Bild: Kann Deutschland nicht flächendeckend schützen: ein „Arrow 3“-Abfan…
Die Union pokert noch um die Details, die Ampel ist aber entschlossen:
Durch eine Grundgesetzänderung will sie ein Sondervermögen für die
Bundeswehr schaffen und Kredite in Höhe von 100 Milliarden Euro aufnehmen.
Dem zugehörigen Gesetzesentwurf zufolge soll das Geld in „bedeutsame und
insbesondere komplexe Ausrüstungsvorhaben“ fließen. Dazu kommen die Mittel
aus dem jährlichen Verteidigungshaushalt, der auf über 50 Milliarden Euro
im Jahr steigt. Allein 2021 sind über 12 Milliarden Euro davon für
Beschaffungen sowie die Entwicklung neuer Waffen und Ausrüstungsgegenstände
vorgesehen.
Ein stolzes Budget. Was dafür auf der Einkaufsliste steht? Einige Projekte
sind schon im Haushaltsentwurf für dieses Jahr vorgesehen, die Gespräche
über alle weiteren Projekte laufen noch. Hier sind erst mal zehn davon.

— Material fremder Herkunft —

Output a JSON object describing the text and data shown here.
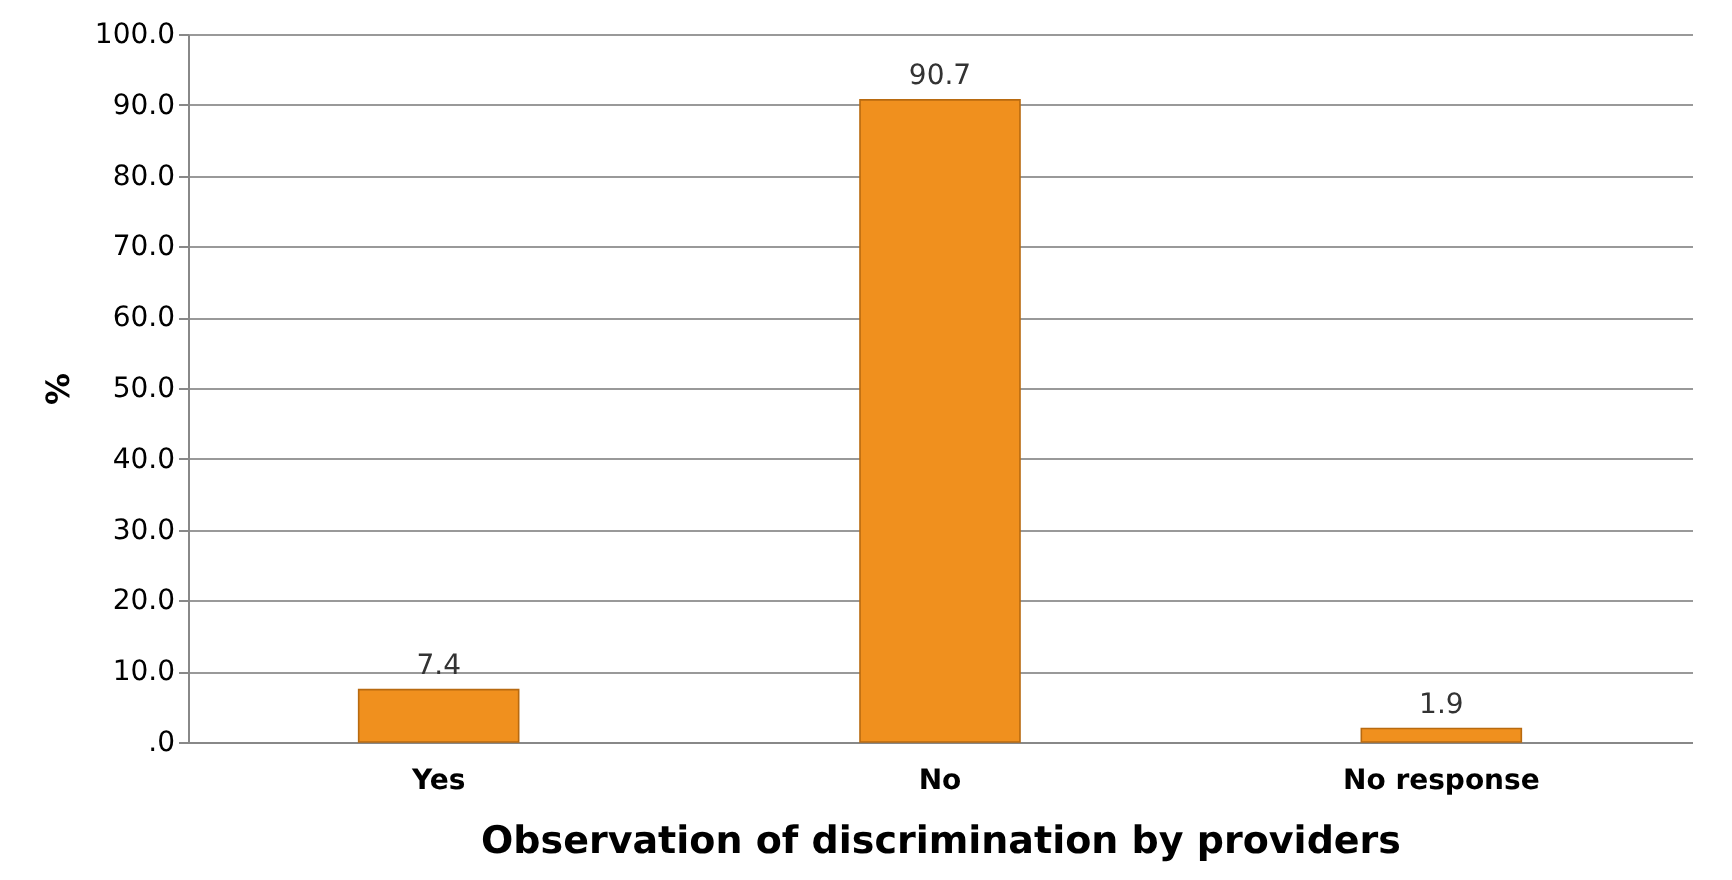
{
  "chart_data": {
    "type": "bar",
    "xlabel": "Observation of discrimination by providers",
    "ylabel": "%",
    "categories": [
      "Yes",
      "No",
      "No response"
    ],
    "values": [
      7.4,
      90.7,
      1.9
    ],
    "value_labels": [
      "7.4",
      "90.7",
      "1.9"
    ],
    "color": "#f0901e",
    "ylim": [
      0,
      100
    ],
    "yticks": [
      {
        "value": 0,
        "label": ".0"
      },
      {
        "value": 10,
        "label": "10.0"
      },
      {
        "value": 20,
        "label": "20.0"
      },
      {
        "value": 30,
        "label": "30.0"
      },
      {
        "value": 40,
        "label": "40.0"
      },
      {
        "value": 50,
        "label": "50.0"
      },
      {
        "value": 60,
        "label": "60.0"
      },
      {
        "value": 70,
        "label": "70.0"
      },
      {
        "value": 80,
        "label": "80.0"
      },
      {
        "value": 90,
        "label": "90.0"
      },
      {
        "value": 100,
        "label": "100.0"
      }
    ],
    "grid": "y"
  }
}
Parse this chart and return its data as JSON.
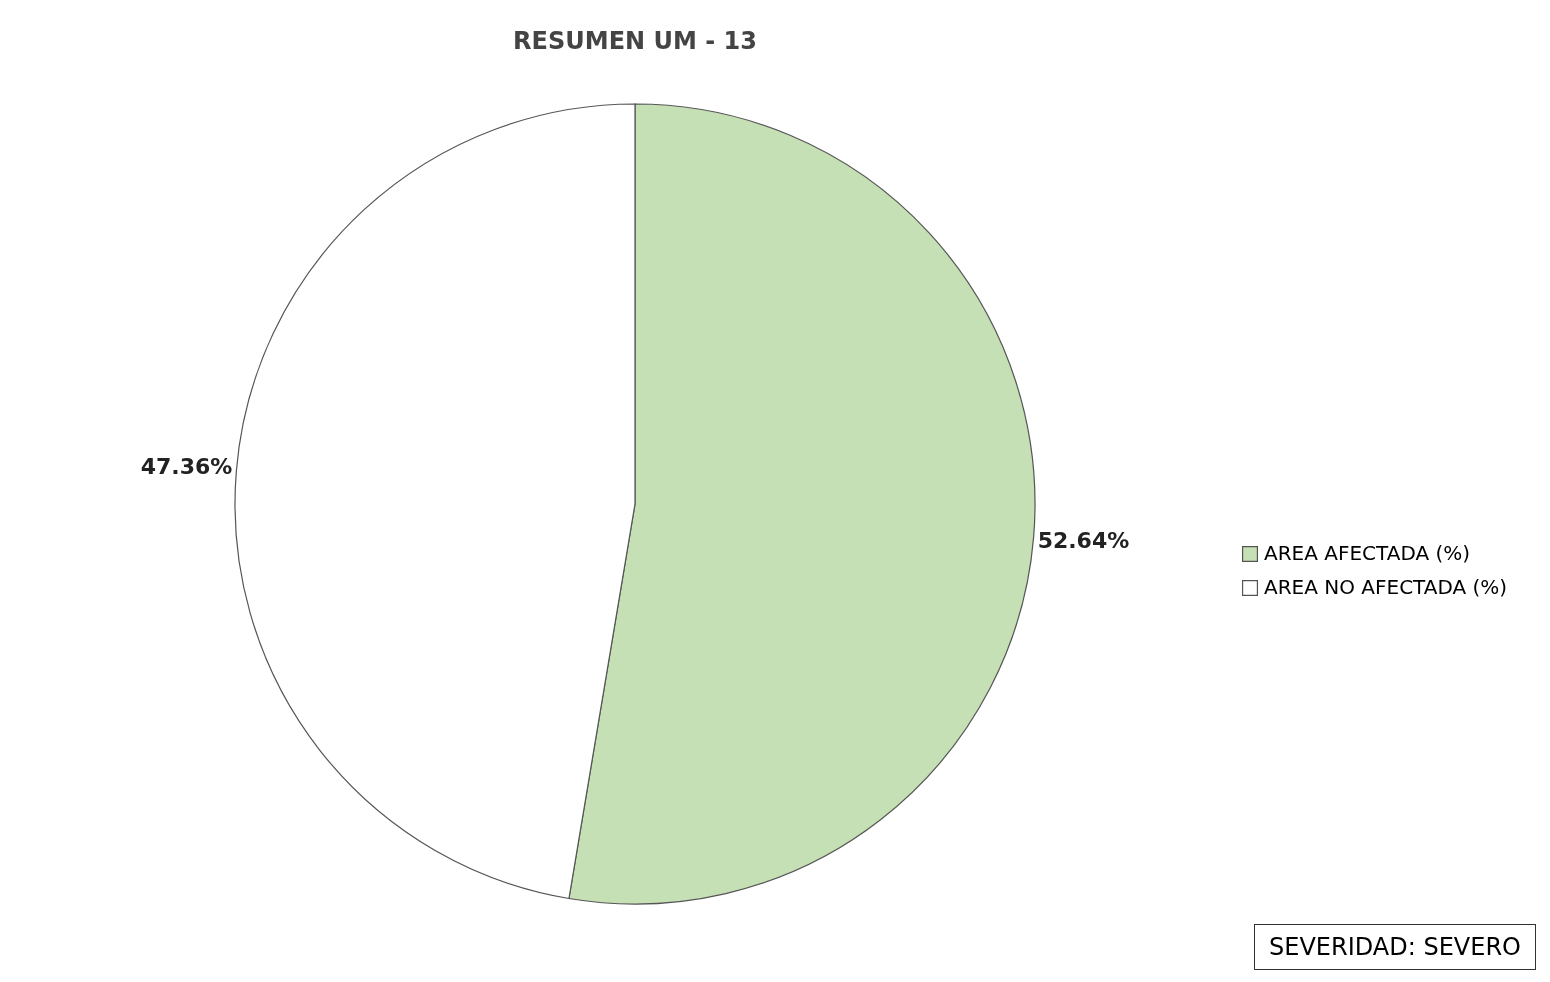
{
  "chart_data": {
    "type": "pie",
    "title": "RESUMEN UM - 13",
    "categories": [
      "AREA AFECTADA (%)",
      "AREA NO AFECTADA (%)"
    ],
    "values": [
      52.64,
      47.36
    ],
    "colors": [
      "#c5e0b4",
      "#ffffff"
    ],
    "value_labels": [
      "52.64%",
      "47.36%"
    ],
    "legend": "right",
    "annotations": [
      "SEVERIDAD: SEVERO"
    ]
  }
}
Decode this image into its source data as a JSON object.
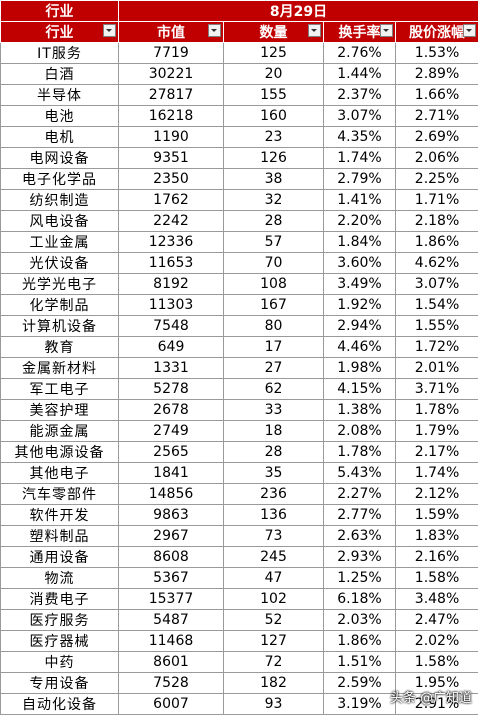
{
  "header": {
    "row1": {
      "left": "行业",
      "date": "8月29日"
    },
    "columns": [
      "行业",
      "市值",
      "数量",
      "换手率",
      "股价涨幅"
    ]
  },
  "rows": [
    [
      "IT服务",
      "7719",
      "125",
      "2.76%",
      "1.53%"
    ],
    [
      "白酒",
      "30221",
      "20",
      "1.44%",
      "2.89%"
    ],
    [
      "半导体",
      "27817",
      "155",
      "2.37%",
      "1.66%"
    ],
    [
      "电池",
      "16218",
      "160",
      "3.07%",
      "2.71%"
    ],
    [
      "电机",
      "1190",
      "23",
      "4.35%",
      "2.69%"
    ],
    [
      "电网设备",
      "9351",
      "126",
      "1.74%",
      "2.06%"
    ],
    [
      "电子化学品",
      "2350",
      "38",
      "2.79%",
      "2.25%"
    ],
    [
      "纺织制造",
      "1762",
      "32",
      "1.41%",
      "1.71%"
    ],
    [
      "风电设备",
      "2242",
      "28",
      "2.20%",
      "2.18%"
    ],
    [
      "工业金属",
      "12336",
      "57",
      "1.84%",
      "1.86%"
    ],
    [
      "光伏设备",
      "11653",
      "70",
      "3.60%",
      "4.62%"
    ],
    [
      "光学光电子",
      "8192",
      "108",
      "3.49%",
      "3.07%"
    ],
    [
      "化学制品",
      "11303",
      "167",
      "1.92%",
      "1.54%"
    ],
    [
      "计算机设备",
      "7548",
      "80",
      "2.94%",
      "1.55%"
    ],
    [
      "教育",
      "649",
      "17",
      "4.46%",
      "1.72%"
    ],
    [
      "金属新材料",
      "1331",
      "27",
      "1.98%",
      "2.01%"
    ],
    [
      "军工电子",
      "5278",
      "62",
      "4.15%",
      "3.71%"
    ],
    [
      "美容护理",
      "2678",
      "33",
      "1.38%",
      "1.78%"
    ],
    [
      "能源金属",
      "2749",
      "18",
      "2.08%",
      "1.79%"
    ],
    [
      "其他电源设备",
      "2565",
      "28",
      "1.78%",
      "2.17%"
    ],
    [
      "其他电子",
      "1841",
      "35",
      "5.43%",
      "1.74%"
    ],
    [
      "汽车零部件",
      "14856",
      "236",
      "2.27%",
      "2.12%"
    ],
    [
      "软件开发",
      "9863",
      "136",
      "2.77%",
      "1.59%"
    ],
    [
      "塑料制品",
      "2967",
      "73",
      "2.63%",
      "1.83%"
    ],
    [
      "通用设备",
      "8608",
      "245",
      "2.93%",
      "2.16%"
    ],
    [
      "物流",
      "5367",
      "47",
      "1.25%",
      "1.58%"
    ],
    [
      "消费电子",
      "15377",
      "102",
      "6.18%",
      "3.48%"
    ],
    [
      "医疗服务",
      "5487",
      "52",
      "2.03%",
      "2.47%"
    ],
    [
      "医疗器械",
      "11468",
      "127",
      "1.86%",
      "2.02%"
    ],
    [
      "中药",
      "8601",
      "72",
      "1.51%",
      "1.58%"
    ],
    [
      "专用设备",
      "7528",
      "182",
      "2.59%",
      "1.95%"
    ],
    [
      "自动化设备",
      "6007",
      "93",
      "3.19%",
      "2.91%"
    ]
  ],
  "watermark": "头条 @广知道"
}
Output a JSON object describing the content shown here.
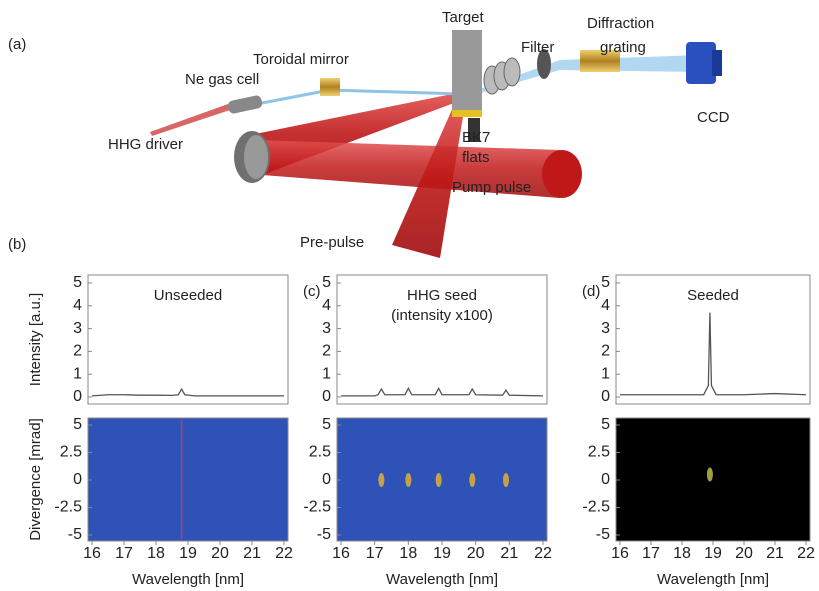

1. Über den Iron Dome wurde in den vergangenen Tagen viel gesprochen. Anne
Will fragte in ihrer Talkshow den Bundeskanzler nach dem israelischen
Raketenabwehrsystem, Scholz schloss nichts aus. Ein [1][Iron-Dome-System]
besteht aus einem Radar (das angreifende Raketen im Anflug identifiziert),
einer Kontrollstation (die den Einschlagpunkt berechnet) und Abwehrraketen
(die von Lkw-Ladeflächen aus starten und anfliegende Raketen in der Luft
vernichten).
Dass sich Deutschland am Ende tatsächlich einen Iron Dome anschafft, ist
allerdings unwahrscheinlich. Das System ist gut geeignet für die
Verteidigung eines kleinen Landes gegen kleine Raketen aus kurzer
Entfernung, im Falle Israels vor allem aus dem Gazastreifen. In Deutschland
geht die Gefahr von größeren Raketen aus größerer Entfernung aus, sprich:
aus Russland. Die Verteidigungsfähigkeiten dagegen sind im Moment gering.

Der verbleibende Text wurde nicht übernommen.